My hon. Friend spoke with eloquence about genomics. It is of course true that the reason we are able to make increasingly rapid progress is that cancer is a genetic disease, and genetics and genomics are the great new frontier in medical innovation. In a sense, therefore, dealing with cancer and drugs for cancer will be the tip of the spear when it comes to developing all new drugs in the decades ahead. It is very exciting, but presents massive challenges to funded healthcare systems around the world. It is in trying to find a way of affording the new drugs that are coming online, but also releasing the unique possibilities that the NHS offers, that we think we are in such a strong position to offer opportunities both to those wanting to research cancer from an academic point of view and to those businesses and companies doing so in order to develop drugs.
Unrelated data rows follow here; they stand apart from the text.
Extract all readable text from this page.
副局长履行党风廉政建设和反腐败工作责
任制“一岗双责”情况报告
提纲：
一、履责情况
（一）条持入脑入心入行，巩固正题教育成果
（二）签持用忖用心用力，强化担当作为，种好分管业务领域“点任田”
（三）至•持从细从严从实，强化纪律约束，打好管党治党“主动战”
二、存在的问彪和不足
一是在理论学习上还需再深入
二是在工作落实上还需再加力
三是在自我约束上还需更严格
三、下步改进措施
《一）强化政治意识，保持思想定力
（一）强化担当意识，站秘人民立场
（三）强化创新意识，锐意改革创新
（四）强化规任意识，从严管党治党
The point of saying that is that the cancer drugs fund, which many Members referred to in their speeches, will necessarily have to change in response to the significant changes of the last few years. To the shadow Minister’s point about the cancer drugs fund, I would gently say that it was an innovation personally promoted by the Prime Minister in 2010. He has made a personal commitment to it, so all Members should take solace from the fact that he will be watching carefully how the fund develops. It has risen from a few hundred million pounds to over £1.2 billion. That demonstrates a commitment that was not present before the cancer drugs fund was invented. Its size is such that it now makes up a considerable part of the overall drugs spending of the NHS.
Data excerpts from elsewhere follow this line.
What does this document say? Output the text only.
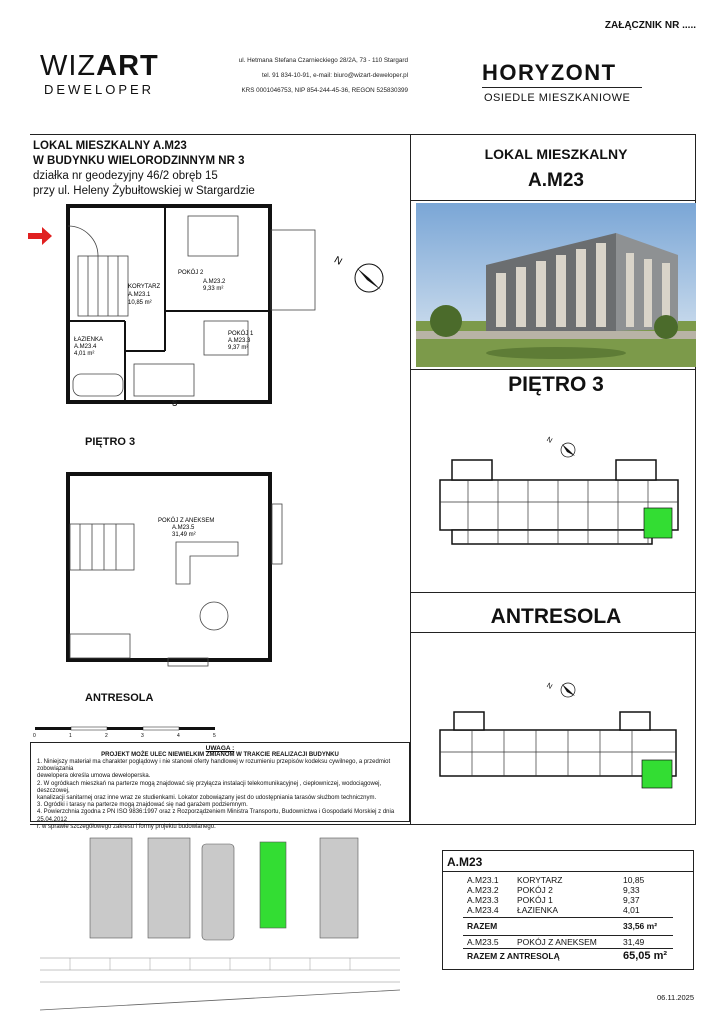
ZAŁĄCZNIK NR .....
WIZART
DEWELOPER
ul. Hetmana Stefana Czarnieckiego 28/2A, 73 - 110 Stargard
tel. 91 834-10-91, e-mail: biuro@wizart-deweloper.pl
KRS 0001046753, NIP 854-244-45-36, REGON 525830399
HORYZONT
OSIEDLE MIESZKANIOWE
LOKAL MIESZKALNY A.M23
W BUDYNKU WIELORODZINNYM NR 3
działka nr geodezyjny 46/2 obręb 15
przy ul. Heleny Żybułtowskiej w Stargardzie
LOKAL MIESZKALNY
A.M23
PIĘTRO 3
ANTRESOLA
POKÓJ 2
A.M23.2
9,33 m²
KORYTARZ
A.M23.1
10,85 m²
POKÓJ 1
A.M23.3
9,37 m²
ŁAZIENKA
A.M23.4
4,01 m²
S
N
PIĘTRO 3
POKÓJ Z ANEKSEM
A.M23.5
31,49 m²
ANTRESOLA
0	1	2	3	4	5
UWAGA :
PROJEKT MOŻE ULEC NIEWIELKIM ZMIANOM W TRAKCIE REALIZACJI BUDYNKU
1. Niniejszy materiał ma charakter poglądowy i nie stanowi oferty handlowej w rozumieniu przepisów kodeksu cywilnego, a przedmiot zobowiązania
dewelopera określa umowa deweloperska.
2. W ogródkach mieszkań na parterze mogą znajdować się przyłącza instalacji telekomunikacyjnej , ciepłowniczej, wodociągowej, deszczowej,
kanalizacji sanitarnej oraz inne wraz ze studienkami. Lokator zobowiązany jest do udostępniania tarasów służbom technicznym.
3. Ogródki i tarasy na parterze mogą znajdować się nad garażem podziemnym.
4. Powierzchnia zgodna z PN ISO 9836:1997 oraz z Rozporządzeniem Ministra Transportu, Budownictwa i Gospodarki Morskiej z dnia 25.04.2012
r. w sprawie szczegółowego zakresu i formy projektu budowlanego.
N
N
A.M23
A.M23.1 KORYTARZ	10,85
A.M23.2 POKÓJ 2	9,33
A.M23.3 POKÓJ 1	9,37
A.M23.4 ŁAZIENKA	4,01
RAZEM	33,56 m²
A.M23.5 POKÓJ Z ANEKSEM	31,49
RAZEM Z ANTRESOLĄ	65,05 m²
06.11.2025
I hope hon. Members will take comfort from the fact that the consultation announced today by NHS England aims to build on the success of the cancer drugs fund, to incorporate the new structures that need to come about as a result of the significant changes in genomic research over the last five years and to align the general research, licensing and funding of drugs through NICE with the principles of the cancer drugs fund, so that we have a far more integrated system in future. I would encourage all hon. Members present to contribute to the consultation on the cancer drugs fund and thereby help to inform the second stage of its existence, when that comes about—I imagine at some point next year.